En France, L'EFR, son articulation avec la laïcité, avec l'histoire des arts, sa présence dans les programmes et les manuels en histoire et en français, ont fait l'objet de riches interventions qui ont souligné l'importance de cet enseignement déjà ancien, sa lente évolution et les défis de sa mise en oeuvre dans le cadre d'une nouvelle laïcité.

Philippe Gaudin présente, dans son intervention, une analyse précise et contextualisée de la laïcité à la française. Pour lui, la laïcité a pour horizon et pour but le Code de l'éducation avec un triple souci: développer la personnalité de l'élève, lui permettre de s'insérer dans la société et d'y exercer sa  citoyenneté. On pouvait croire, dit-il, que les années 1985-1995, "les Dix Glorieuses de l'Education"(grand moment de démocratisation/massification), allaient déboucher sur une progression régulière. Philippe Gaudin cite Jacques Berque, grand spécialiste de l'Islam, qui avait bien vu dès 1985, à propos de l'immigration, que "notre unité sera à la mesure de ce que nous allons proposer à ces enfants d'une culture différente". Mais, peu de formations, excepté à l'IUFM de Créteil, ont été proposées aux professeurs de toutes disciplines en ce qui concerne la laïcité et en EFR. La montée en puissance de la société civile, la présence du religieux dans l'espace public rendraient d'autant plus nécessaires une Education civique et une Education Civique Juridique et Sociale pour l'instant trop peu souvent prises au sérieux.

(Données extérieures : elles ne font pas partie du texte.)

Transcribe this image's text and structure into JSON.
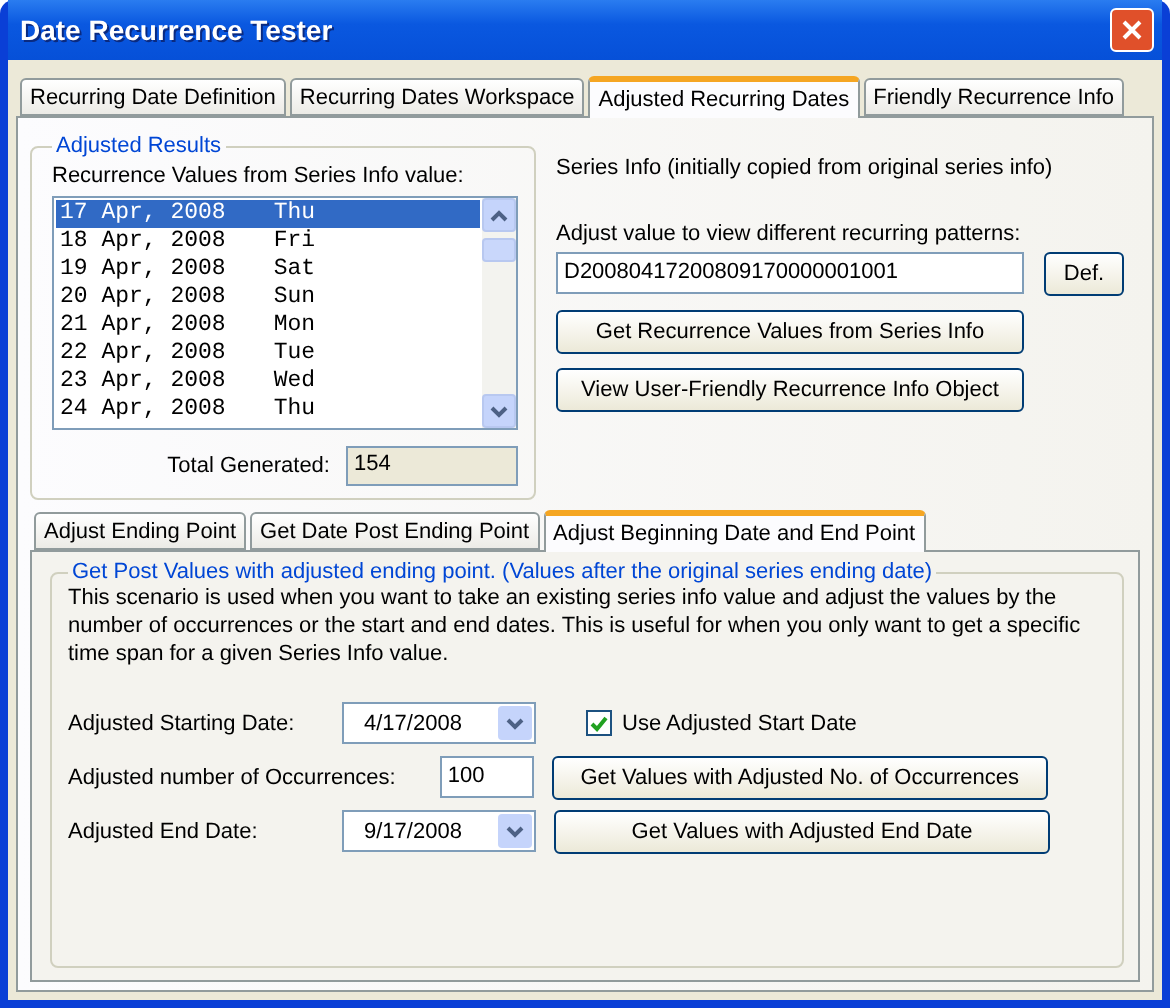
{
  "window": {
    "title": "Date Recurrence Tester"
  },
  "tabs": [
    {
      "label": "Recurring Date Definition",
      "selected": false
    },
    {
      "label": "Recurring Dates Workspace",
      "selected": false
    },
    {
      "label": "Adjusted Recurring Dates",
      "selected": true
    },
    {
      "label": "Friendly Recurrence Info",
      "selected": false
    }
  ],
  "adjusted_results": {
    "title": "Adjusted Results",
    "list_label": "Recurrence Values from Series Info value:",
    "items": [
      {
        "date": "17 Apr, 2008",
        "day": "Thu",
        "selected": true
      },
      {
        "date": "18 Apr, 2008",
        "day": "Fri",
        "selected": false
      },
      {
        "date": "19 Apr, 2008",
        "day": "Sat",
        "selected": false
      },
      {
        "date": "20 Apr, 2008",
        "day": "Sun",
        "selected": false
      },
      {
        "date": "21 Apr, 2008",
        "day": "Mon",
        "selected": false
      },
      {
        "date": "22 Apr, 2008",
        "day": "Tue",
        "selected": false
      },
      {
        "date": "23 Apr, 2008",
        "day": "Wed",
        "selected": false
      },
      {
        "date": "24 Apr, 2008",
        "day": "Thu",
        "selected": false
      }
    ],
    "total_label": "Total Generated:",
    "total_value": "154"
  },
  "series_info": {
    "note": "Series Info (initially copied from original series info)",
    "prompt": "Adjust value to view different recurring patterns:",
    "value": "D20080417200809170000001001",
    "default_button": "Def.",
    "buttons": [
      "Get Recurrence Values from Series Info",
      "View User-Friendly Recurrence Info Object"
    ]
  },
  "sub_tabs": [
    {
      "label": "Adjust Ending Point",
      "selected": false
    },
    {
      "label": "Get Date Post Ending Point",
      "selected": false
    },
    {
      "label": "Adjust Beginning Date and End Point",
      "selected": true
    }
  ],
  "panel": {
    "title": "Get Post Values with adjusted ending point. (Values after the original series ending date)",
    "description": "This scenario is used when you want to take an existing series info value and adjust the values by the number of occurrences or the start and end dates. This is useful for when you only want to get a specific time span for a given Series Info value.",
    "rows": [
      {
        "kind": "date",
        "label": "Adjusted Starting Date:",
        "value": "4/17/2008",
        "checkbox": {
          "label": "Use Adjusted Start Date",
          "checked": true
        }
      },
      {
        "kind": "number",
        "label": "Adjusted number of Occurrences:",
        "value": "100",
        "button": "Get Values with Adjusted No. of Occurrences"
      },
      {
        "kind": "date",
        "label": "Adjusted End Date:",
        "value": "9/17/2008",
        "button": "Get Values with Adjusted End Date"
      }
    ]
  }
}
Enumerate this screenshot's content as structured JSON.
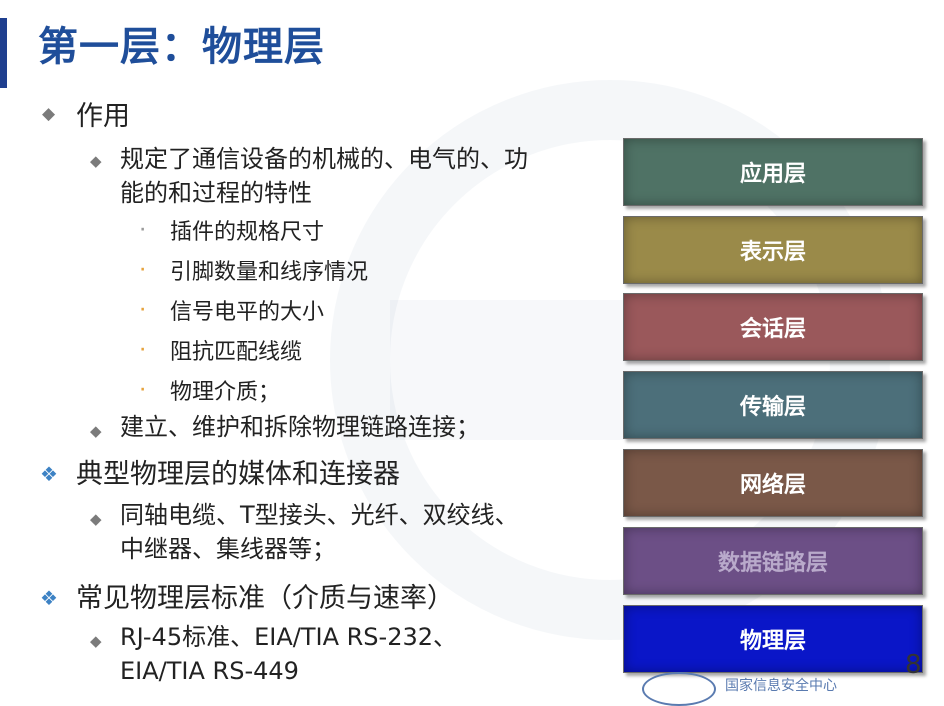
{
  "slide": {
    "title": "第一层：物理层",
    "bullets": {
      "role": "作用",
      "role_desc_line1": "规定了通信设备的机械的、电气的、功",
      "role_desc_line2": "能的和过程的特性",
      "sub_items": [
        "插件的规格尺寸",
        "引脚数量和线序情况",
        "信号电平的大小",
        "阻抗匹配线缆",
        "物理介质；"
      ],
      "link_item": "建立、维护和拆除物理链路连接；",
      "media_title": "典型物理层的媒体和连接器",
      "media_line1": "同轴电缆、T型接头、光纤、双绞线、",
      "media_line2": "中继器、集线器等；",
      "standards_title": "常见物理层标准（介质与速率）",
      "standards_line1": "RJ-45标准、EIA/TIA RS-232、",
      "standards_line2": "EIA/TIA RS-449"
    },
    "osi_layers": [
      {
        "label": "应用层",
        "color": "#4f7265",
        "text_color": "#ffffff"
      },
      {
        "label": "表示层",
        "color": "#9a8a49",
        "text_color": "#ffffff"
      },
      {
        "label": "会话层",
        "color": "#9a585b",
        "text_color": "#ffffff"
      },
      {
        "label": "传输层",
        "color": "#4c6f7a",
        "text_color": "#ffffff"
      },
      {
        "label": "网络层",
        "color": "#7a5848",
        "text_color": "#ffffff"
      },
      {
        "label": "数据链路层",
        "color": "#6c4f86",
        "text_color": "#b9aacb"
      },
      {
        "label": "物理层",
        "color": "#0a16c8",
        "text_color": "#ffffff"
      }
    ],
    "page_number": "8",
    "footer_text": "国家信息安全中心"
  }
}
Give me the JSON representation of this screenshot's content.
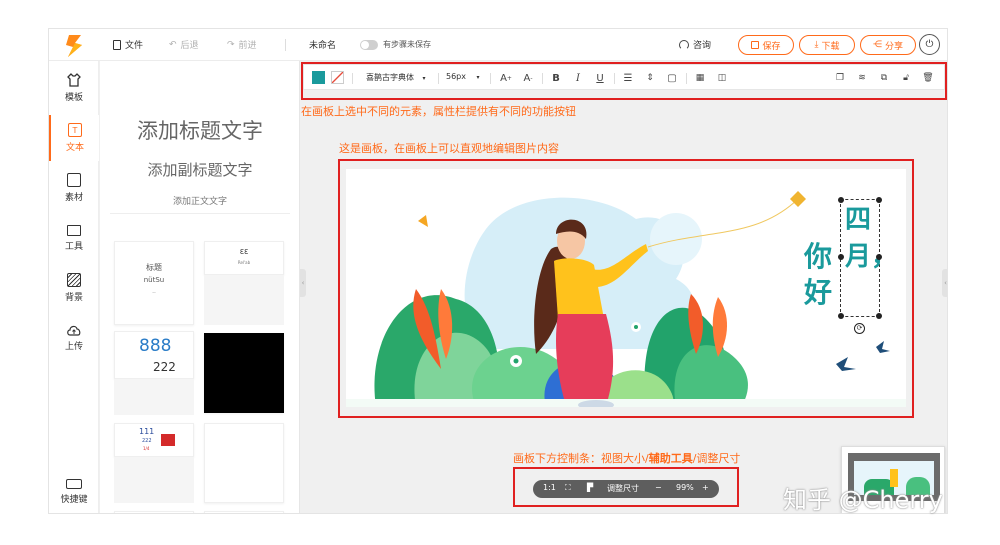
{
  "topbar": {
    "file": "文件",
    "undo": "后退",
    "redo": "前进",
    "doc_name": "未命名",
    "autosave": "有步骤未保存",
    "consult": "咨询",
    "save": "保存",
    "download": "下载",
    "share": "分享"
  },
  "nav": {
    "items": [
      {
        "label": "模板",
        "icon": "shirt-icon"
      },
      {
        "label": "文本",
        "icon": "text-icon"
      },
      {
        "label": "素材",
        "icon": "image-icon"
      },
      {
        "label": "工具",
        "icon": "toolbox-icon"
      },
      {
        "label": "背景",
        "icon": "background-icon"
      },
      {
        "label": "上传",
        "icon": "upload-cloud-icon"
      }
    ],
    "shortcuts": "快捷键"
  },
  "panel": {
    "title": "添加标题文字",
    "subtitle": "添加副标题文字",
    "body": "添加正文文字",
    "templates": [
      {
        "line1": "标题",
        "line2": "nütSu",
        "line3": "··"
      },
      {
        "line1": "ƐƐ",
        "line2": "Rel'ab"
      },
      {
        "line1": "888",
        "line2": "222"
      },
      {
        "line1": "111",
        "line2": "222",
        "line3": "1/4"
      }
    ]
  },
  "toolbar": {
    "fill_color": "#1a9a9c",
    "font_family": "喜鹊古字典体",
    "font_size": "56px",
    "icons": [
      "increase-font-icon",
      "decrease-font-icon",
      "bold-icon",
      "italic-icon",
      "underline-icon",
      "align-icon",
      "line-spacing-icon",
      "text-effect-icon",
      "transparency-icon",
      "flip-icon",
      "copy-icon",
      "layer-icon",
      "group-icon",
      "lock-icon",
      "delete-icon"
    ]
  },
  "notes": {
    "toolbar": "在画板上选中不同的元素，属性栏提供有不同的功能按钮",
    "artboard": "这是画板，在画板上可以直观地编辑图片内容",
    "controls_prefix": "画板下方控制条：视图大小/",
    "controls_bold": "辅助工具",
    "controls_suffix": "/调整尺寸"
  },
  "artboard": {
    "vertical_text": "四月，",
    "side_text": "你好",
    "accent": "#1a9a9c"
  },
  "controls": {
    "ratio": "1:1",
    "resize": "调整尺寸",
    "minus": "−",
    "zoom": "99%",
    "plus": "+"
  },
  "watermark": "知乎 @Cherry",
  "colors": {
    "accent": "#ff6a1a",
    "annotation": "#e02020"
  }
}
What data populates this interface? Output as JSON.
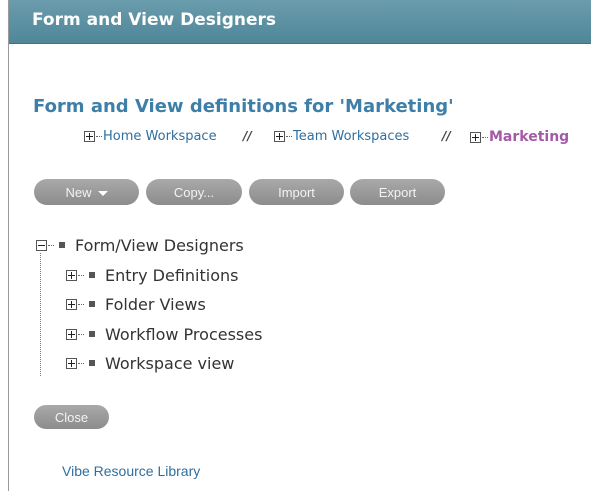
{
  "header": {
    "title": "Form and View Designers"
  },
  "page_title": "Form and View definitions for 'Marketing'",
  "breadcrumb": {
    "items": [
      {
        "label": "Home Workspace",
        "current": false
      },
      {
        "label": "Team Workspaces",
        "current": false
      },
      {
        "label": "Marketing",
        "current": true
      }
    ],
    "separator": "//"
  },
  "toolbar": {
    "new_label": "New",
    "copy_label": "Copy...",
    "import_label": "Import",
    "export_label": "Export"
  },
  "tree": {
    "root_label": "Form/View Designers",
    "children": [
      {
        "label": "Entry Definitions"
      },
      {
        "label": "Folder Views"
      },
      {
        "label": "Workflow Processes"
      },
      {
        "label": "Workspace view"
      }
    ]
  },
  "close_label": "Close",
  "footer_link": "Vibe Resource Library"
}
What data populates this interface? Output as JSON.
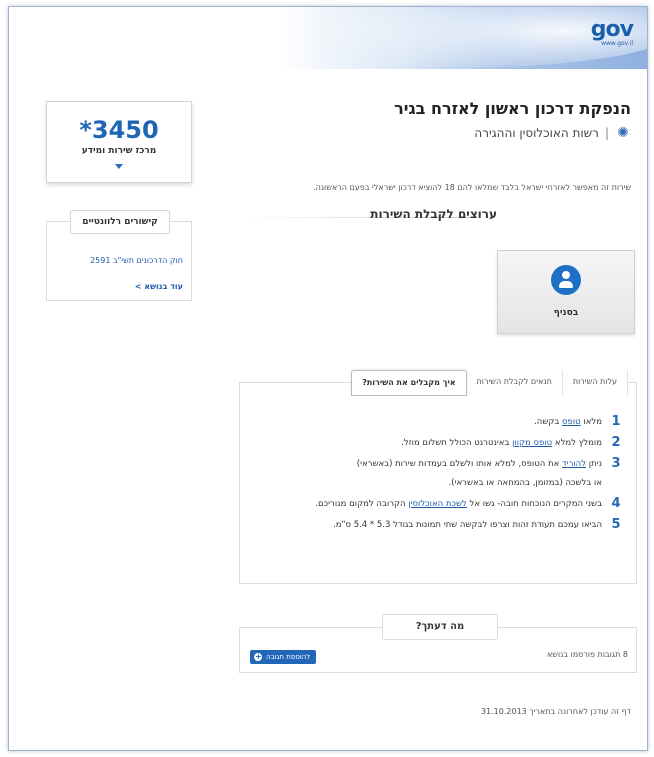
{
  "header": {
    "logo_text": "gov",
    "logo_sub": "www.gov.il"
  },
  "page": {
    "title": "הנפקת דרכון ראשון לאזרח בגיר",
    "authority": "רשות האוכלוסין וההגירה",
    "intro": "שירות זה מאפשר לאזרחי ישראל בלבד שמלאו להם 18 להוציא דרכון ישראלי בפעם הראשונה."
  },
  "channels": {
    "title": "ערוצים לקבלת השירות",
    "branch_label": "בסניף"
  },
  "tabs": [
    {
      "label": "איך מקבלים את השירות?",
      "active": true
    },
    {
      "label": "תנאים לקבלת השירות",
      "active": false
    },
    {
      "label": "עלות השירות",
      "active": false
    }
  ],
  "steps": {
    "s1": {
      "num": "1",
      "before": "מלאו ",
      "link": "טופס",
      "after": " בקשה."
    },
    "s2": {
      "num": "2",
      "before": "מומלץ למלא ",
      "link": "טופס מקוון",
      "after": " באינטרנט הכולל תשלום מוזל."
    },
    "s3": {
      "num": "3",
      "before": "ניתן ",
      "link": "להוריד",
      "after": " את הטופס, למלא אותו ולשלם בעמדות שירות (באשראי)",
      "cont": "או בלשכה (במזומן, בהמחאה או באשראי)."
    },
    "s4": {
      "num": "4",
      "before": "בשני המקרים הנוכחות חובה- גשו אל ",
      "link": "לשכת האוכלוסין",
      "after": " הקרובה למקום מגוריכם."
    },
    "s5": {
      "num": "5",
      "text": "הביאו עמכם תעודת זהות וצרפו לבקשה שתי תמונות בגודל 5.3 * 5.4 ס\"מ."
    }
  },
  "opinion": {
    "title": "מה דעתך?",
    "count": "8 תגובות פורסמו בנושא",
    "add_button": "להוספת תגובה"
  },
  "updated": "דף זה עודכן לאחרונה בתאריך 31.10.2013",
  "service_center": {
    "number": "*3450",
    "label": "מרכז שירות ומידע"
  },
  "links": {
    "title": "קישורים רלוונטיים",
    "item": "חוק הדרכונים תשי\"ב 2591",
    "more": "עוד בנושא >"
  },
  "colors": {
    "accent": "#1f65b6",
    "link": "#1d5aa8"
  }
}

Isabelle Saint-Martin, directrice de l'IESR, rappelle que l'introduction de l'histoire des arts a été mise en place en 2008. La lettre de mission reçue par le ministre de l'époque, Xavier Darcos, présentait cet enseignement comme « un facteur d’élévation individuelle et collective » et lui donne ainsi une mission de civilisation. Cet enseignement est actuellement distribué dans plusieurs matières notamment mais non exclusivement histoire, lettres, arts plastiques, éducation musicale. Cependant certains au sein de l’association des professeurs d’histoire de l’art des universités voudraient un enseignement disciplinaire spécifique. Quoi qu'il en soit, pour aborder les œuvres à sujet religieux (même si toutes ne sont pas nécessairement religieuses), il importe de croiser les deux approches l’histoire des arts et la connaissance des faits religieux.

Stéphanie Laithier et Anna Van den Kerchove (IESR) présentent les programmes d’histoire et les principaux résultats d’une analyse des manuels scolaires. Concernant ces derniers, elles soulignent un effort de la part des éditeurs (plus d’attention au langage, plus de contextualisation), mais la qualité du contenu est parfois inégale. Par exemple,  en 6éme, la présentation de la carte du trajet de Moïse, alors que l’auteur du chapitre indique bien que son existence historique n’est pas assurée. En 4ème, en géographie, la diversité culturelle et religieuse est proposée, dans la mêmeédition, d'une manière contradictoire : d'un côté, un chapitre qui traite de la diversité religieuse pour terminer sur le terrorisme, de l'autre, un exemple de coexistence harmonieuse entre toutes les religions pris dans  l'île de la Réunion (dont l'islam). Les deux conférencières ont ensuite proposé les principaux résultats d’une enquête qualitative effectuée auprès d’une cinquantaine d'enseignants d'histoire de 6ème et 5ème sur la pratique de l’EFR. Une évolution lente se dessine. De la part des  professeurs : un plus grand souci du respect des croyances des élèves est noté, en particulier chez les plus jeunes. La légitimité de l'EFR leur parait incontestable. Toutefois, une méconnaissance des faits religieux peut aller jusqu'à une présentation pas toujours historique des monothéismes chez ces enseignants. Le problème de l'indigence du vocabulaire lié au champ religieux est un véritable obstacle que leur posent leurs élèves tout comme l'est la délicate distinction entre connaissances et croyances. La plupart des problèmes concerne l’islam, avec des raisons diverses et une grande disparité selon les régions et les établissements.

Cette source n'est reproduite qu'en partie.